PDA

View Full Version : Global Barriers?



guillona
02-14-2010, 09:28 PM
Currently I'm writing an algorithm where I need a single (very quick) global barrier, and then processing can resume in parallel as it was... so basically I have a large amount of parallel work, then all work_items should hit a barrier... one work item proceeds past and does some very quick work... then all work_items resume past the barrier.

I don't see that this is possible with OpenCL. The barrier() instruction specifies that it only applies to work groups. This isn't good enough, because I want to work at the global_id level.

The other thing to do is to break my kernels into three kernels... kernel_1 does everything in parallel up to the barrier... kernel_2 does a single_work item and very little work (a huge waste of time to spawn, but required for the algorithm), and finally kernel_3 again works in parallel. Obviously I want to avoid the CPU management where I can, because it will add a bit of overhead that isn't required.

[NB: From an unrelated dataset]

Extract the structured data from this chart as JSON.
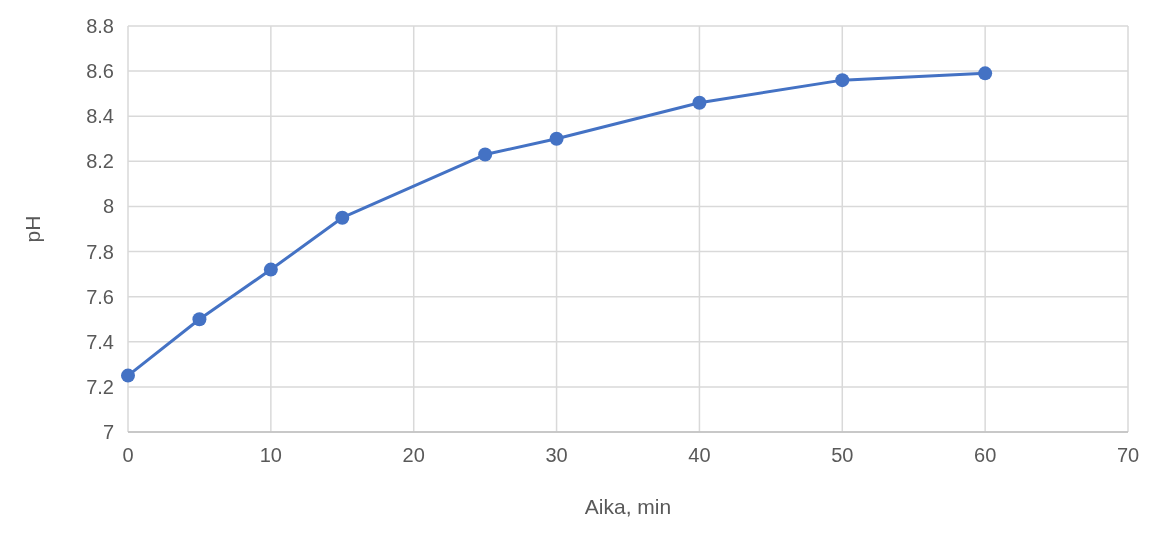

Normally I wouldn't care... but this is part of a very time-critical algorithm, and I want to ensure this part is as fast as possible.

Thanks!

dominik
02-16-2010, 03:20 AM
OpenCL only supports synchronization within workgroups. The official way of a global synchronization is to have multiple kernels as you pointed out. But rather than having 3 kernels you would only need 2 I think: In the first kernel you do all the work up to the barrier and only one workitem (say the one with global_id 0) does the sequential work. Then in the second kernel you do the remaining parallel work.

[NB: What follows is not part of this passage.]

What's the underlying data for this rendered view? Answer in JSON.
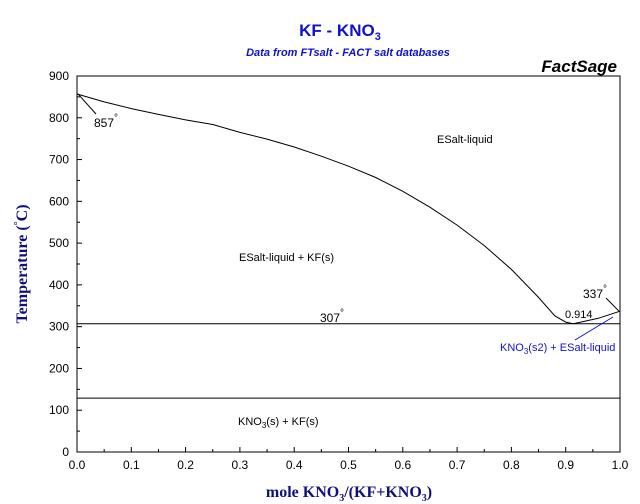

There's a paper a this year's CC conference called "Automatic C-to-CUDA Code Generation for Affine Programs". They say they use

a "single-writer multiple-reader" technique to achieve synchronization across thread blocks using the global memory space
They don't discuss the performance of this technique though...

dbs2
02-20-2010, 04:58 AM
The "single-writer multiple-reader" thing sounds a lot like one work-item writes and the others spin-lock on it. That may work, but without assurances as to how the hardware schedules work-groups it might also never complete. (I've heard that it tends to work on Nvidia hardware.)